Allen's Mother Revealed Jewish Heritage to Him Last Month
By
Michael D. ShearWashington Post Staff WriterThursday, September 21, 2006; Page A01
RICHMOND, Sept. 20 -- Henrietta "Etty" Allen said Wednesday that she concealed her upbringing as a Jew in North Africa from her children, including Sen. George Allen (R-Va.), until a conversation across the dining room table in late August.
She said Allen asked her directly about his Jewish heritage when he was in Los Angeles for a fundraiser. "We sat across the table and he said, 'Mom, there's a rumor that Pop-pop and Mom-mom were Jewish and so were you,' " she recalled, a day after Allen issued a statement acknowledging and embracing his Jewish roots as he campaigns for a second term in the U.S. Senate.
At the table in Palos Verdes, Calif., Allen's mother, who is 83, said she told her son the truth: That she had been raised as a Jew in Tunisia before moving to the United States. She said that she and the senator's father, famed former Redskins coach George Allen, had wanted to protect their children from living with the fear that she had experienced during World War II. Her father, Felix Lumbroso, was imprisoned by the Nazis during the German occupation of Tunis.

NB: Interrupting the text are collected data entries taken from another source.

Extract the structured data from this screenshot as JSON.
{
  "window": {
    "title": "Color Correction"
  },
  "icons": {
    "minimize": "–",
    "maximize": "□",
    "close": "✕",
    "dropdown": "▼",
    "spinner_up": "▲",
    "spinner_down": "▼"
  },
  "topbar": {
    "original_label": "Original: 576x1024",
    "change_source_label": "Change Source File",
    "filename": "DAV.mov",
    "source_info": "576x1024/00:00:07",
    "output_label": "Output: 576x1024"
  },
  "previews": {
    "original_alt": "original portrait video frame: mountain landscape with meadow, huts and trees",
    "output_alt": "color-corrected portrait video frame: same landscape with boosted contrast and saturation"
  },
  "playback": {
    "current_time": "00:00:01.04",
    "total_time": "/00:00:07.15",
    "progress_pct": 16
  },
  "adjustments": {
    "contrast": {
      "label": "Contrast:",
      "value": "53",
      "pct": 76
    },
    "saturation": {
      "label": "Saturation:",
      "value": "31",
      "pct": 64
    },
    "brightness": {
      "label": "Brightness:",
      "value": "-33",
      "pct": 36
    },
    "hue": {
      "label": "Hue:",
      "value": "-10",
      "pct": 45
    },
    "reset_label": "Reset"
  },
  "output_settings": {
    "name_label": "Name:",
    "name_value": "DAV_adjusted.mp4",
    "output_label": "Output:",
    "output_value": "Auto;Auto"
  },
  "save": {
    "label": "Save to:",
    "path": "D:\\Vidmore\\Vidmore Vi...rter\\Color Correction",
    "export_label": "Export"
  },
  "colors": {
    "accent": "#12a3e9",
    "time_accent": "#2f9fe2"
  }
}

"What they put my father through. I always was fearful," Etty Allen said in a telephone interview. "I didn't want my children to have to go through that fear all the time. When I told Georgie, I said, 'Now you don't love me anymore.' He said, 'Mom, I respect you more than ever.' "
Allen's heritage became an issue in the Virginia Senate campaign Monday, when television reporter Peggy Fox raised it at a televised debate in front of 600 business executives in Fairfax County. Allen repeated what he has said in the past: "My mother's French-Italian with a little Spanish blood in her. And I was raised as she was, as far as I know, raised as a Christian."
In fact, Allen had just recently learned about their Jewish roots when he made those comments. Allen declined to comment, but his mother said she had sworn him to secrecy.
"I said, well, I just didn't want anyone to know," she explained. "I had said, 'Please don't tell your brothers and sister and your wife.' The fact this is such an issue justifies my actions, and my behavior."
For Allen, the 2006 campaign was supposed to have been a coronation -- an easy reelection to a second term in the Senate and a springboard to national prominence and a possible presidential campaign in 2008. Instead, the last six weeks have become a nightmare for his political consultants and a source of material for late-night comedians.
And for the past three days, he has been forced to deal publicly with a very private matter.
Allen's Jewish heritage has been a subject of low-level political speculation for years, in part because the former governor and first-term senator often refers to his grandfather's incarceration by the Nazis in political speeches. But Allen has always said Lumbroso was a member of the Free French resistance movement and insisted that he and his mother were raised as Christians.
Fox has said her question was prompted by an article in a Jewish newspaper that had explored his heritage last month.
"You've been quoted as saying your mother's not Jewish, but it had been reported her father, your grandfather Felix, whom you were given your middle name for, was Jewish," Fox asked Allen. "Could you please tell us whether your forebearers include Jews, and if so, at which point Jewish identity might have ended?"